日本で多発性硬化症に罹っている方の数は、視神経脊髄炎の方も含めて現在2万人と推定され(一般財団法人 北海道多発性硬化症・視神経脊髄炎総合支援センター)、再発を繰り返す再発寛解型が9割を占めている。(2014年特定疾患医療受給者証交付件数)
多発性硬化症(MS)の治療では、早期に診断して薬物治療を開始する事で、病勢進行を抑制させると共に、再発させない事が重要となりますが、患者の中には、『指先の痺れ』や『視力低下』、『構音障害(話し言葉を正確・明瞭に発音出来ない)』、『歩行障害』などの自覚症状から、整形外科や脳神経外科を受診したものの、「異常なし」とされたり、「脳梗塞」など他の疾患と診断された例があると言う。
多発性硬化症の再発・進行抑制に用いる疾患修飾薬(disease modifying drug)は、2000年以降、IFN-β-1a製剤、IFN-β-1b製剤、フィンゴリモド、ナタリズマブ、グラチラマー酢酸塩の5剤が登場、用いられて来た。
しかしそれぞれの薬剤は、欧米で長期の使用経験があるものの、ナタリズマブでは副反応として進行性多巣性白質脳症(PML)の発生リスクが報告され、フィンゴリモドは、長期の安全性についてはデータの蓄積が無い事、グラチラマー酢酸塩は毎日注射、IFN-βは隔日または週1回の投与による注射部位反応が問題となり、IFN-βではインフルエンザ様症状が発現し、患者のQOLを低下させるという難点がある。

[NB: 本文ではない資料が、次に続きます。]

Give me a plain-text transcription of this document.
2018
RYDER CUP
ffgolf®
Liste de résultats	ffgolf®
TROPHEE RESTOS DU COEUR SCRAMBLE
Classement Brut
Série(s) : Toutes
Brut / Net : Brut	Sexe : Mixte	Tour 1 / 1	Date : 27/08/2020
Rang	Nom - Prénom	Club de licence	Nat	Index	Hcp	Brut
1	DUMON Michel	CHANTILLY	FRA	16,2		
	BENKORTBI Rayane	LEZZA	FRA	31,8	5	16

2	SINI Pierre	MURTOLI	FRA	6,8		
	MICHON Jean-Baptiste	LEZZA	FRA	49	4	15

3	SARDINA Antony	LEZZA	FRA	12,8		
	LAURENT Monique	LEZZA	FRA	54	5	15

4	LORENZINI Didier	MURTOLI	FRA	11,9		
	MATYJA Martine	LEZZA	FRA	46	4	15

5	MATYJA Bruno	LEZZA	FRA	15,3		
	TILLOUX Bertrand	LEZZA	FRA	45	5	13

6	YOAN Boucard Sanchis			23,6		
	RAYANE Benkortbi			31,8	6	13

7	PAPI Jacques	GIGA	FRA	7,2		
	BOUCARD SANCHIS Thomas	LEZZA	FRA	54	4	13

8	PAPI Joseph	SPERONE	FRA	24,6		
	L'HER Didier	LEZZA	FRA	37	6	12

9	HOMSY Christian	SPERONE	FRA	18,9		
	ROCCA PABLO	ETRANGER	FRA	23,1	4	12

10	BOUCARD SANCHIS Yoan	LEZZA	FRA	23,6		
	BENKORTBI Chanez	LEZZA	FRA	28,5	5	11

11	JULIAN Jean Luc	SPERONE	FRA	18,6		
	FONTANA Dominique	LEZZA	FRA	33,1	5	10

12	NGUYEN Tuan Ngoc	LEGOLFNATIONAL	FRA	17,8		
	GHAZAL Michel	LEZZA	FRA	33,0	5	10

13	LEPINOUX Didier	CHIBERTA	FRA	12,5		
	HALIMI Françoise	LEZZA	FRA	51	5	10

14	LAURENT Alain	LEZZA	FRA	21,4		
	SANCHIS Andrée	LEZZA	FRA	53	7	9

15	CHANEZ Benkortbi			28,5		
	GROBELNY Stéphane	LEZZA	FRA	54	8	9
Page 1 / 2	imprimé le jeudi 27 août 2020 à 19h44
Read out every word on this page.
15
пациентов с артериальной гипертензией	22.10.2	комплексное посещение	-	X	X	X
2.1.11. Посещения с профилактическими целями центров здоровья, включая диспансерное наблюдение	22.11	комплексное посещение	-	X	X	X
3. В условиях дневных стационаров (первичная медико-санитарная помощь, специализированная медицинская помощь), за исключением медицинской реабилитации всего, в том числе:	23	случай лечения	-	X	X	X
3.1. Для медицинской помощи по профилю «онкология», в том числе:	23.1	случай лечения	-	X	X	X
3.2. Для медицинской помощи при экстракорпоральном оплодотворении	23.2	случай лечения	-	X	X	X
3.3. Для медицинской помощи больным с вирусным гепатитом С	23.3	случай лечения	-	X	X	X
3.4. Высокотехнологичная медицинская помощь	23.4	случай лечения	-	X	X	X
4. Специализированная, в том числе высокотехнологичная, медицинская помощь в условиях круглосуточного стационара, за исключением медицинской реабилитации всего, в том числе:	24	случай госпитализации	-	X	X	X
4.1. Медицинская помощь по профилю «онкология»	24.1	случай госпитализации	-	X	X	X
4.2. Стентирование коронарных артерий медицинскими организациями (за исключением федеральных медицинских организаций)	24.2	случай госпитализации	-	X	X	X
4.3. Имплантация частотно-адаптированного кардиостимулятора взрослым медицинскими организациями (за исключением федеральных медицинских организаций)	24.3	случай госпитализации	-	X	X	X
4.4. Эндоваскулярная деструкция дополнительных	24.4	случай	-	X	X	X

日本人の病状は欧米に比べ軽症例が多く、錠剤化(カプセル剤)されているのが、フィンゴリモドのみだけであり、この薬剤を初期から使用するのは難しいのが現実となっている。
多発性硬化症は……
若年で発病し、終生罹患する為、「就学・資格の取得が困難」「就職先を見つけるのが困難」「資産形成の機会喪失」「結婚・出産の機会喪失」「育児の困難」と言った、様々な困難にも見舞われる。
その為、初期から使いやすい経口薬で、身体的な負担が少なく、継続して使用できる第一選択薬が待ち望まれていました。
【製品概要】
【製品名】:テクフィデラ®カプセル120mg, 240mg
【一般名】:フマル酸ジメチル(dimethyl fumarate)
【効能・効果】:
多発性硬化症の再発予防及び身体的障害の進行抑制(進行型多発性硬化症に対する本剤の有効性及び安全性は確立していない。)
【用法・用量】:
通常、成人にはフマル酸ジメチルとして1日240mgを1日2回に分けて経口投与する事から開始し、1週間後に増量し1日480mgを1日2回に分けて経口投与する。
【収載薬価】:
テクフィデラ®カプセル120mg: 2037.20円
テクフィデラ®カプセル240mg: 4074.40円
【副作用】:
国内で実施された再発寛解型多発性硬化症患者を対象とした臨床試験において、本剤1回240mg/1日2回を投与された111例中62例(55.9%)に副作用が認められた。
主な副作用は、潮紅(20.7%)、下痢(9.0%)、腹痛(6.3%)、悪心(6.3%)、ほてり(5.4%)、そう痒症(5.4%)、アラニンアミノトランスフェラーゼ増加(5.4%)であった。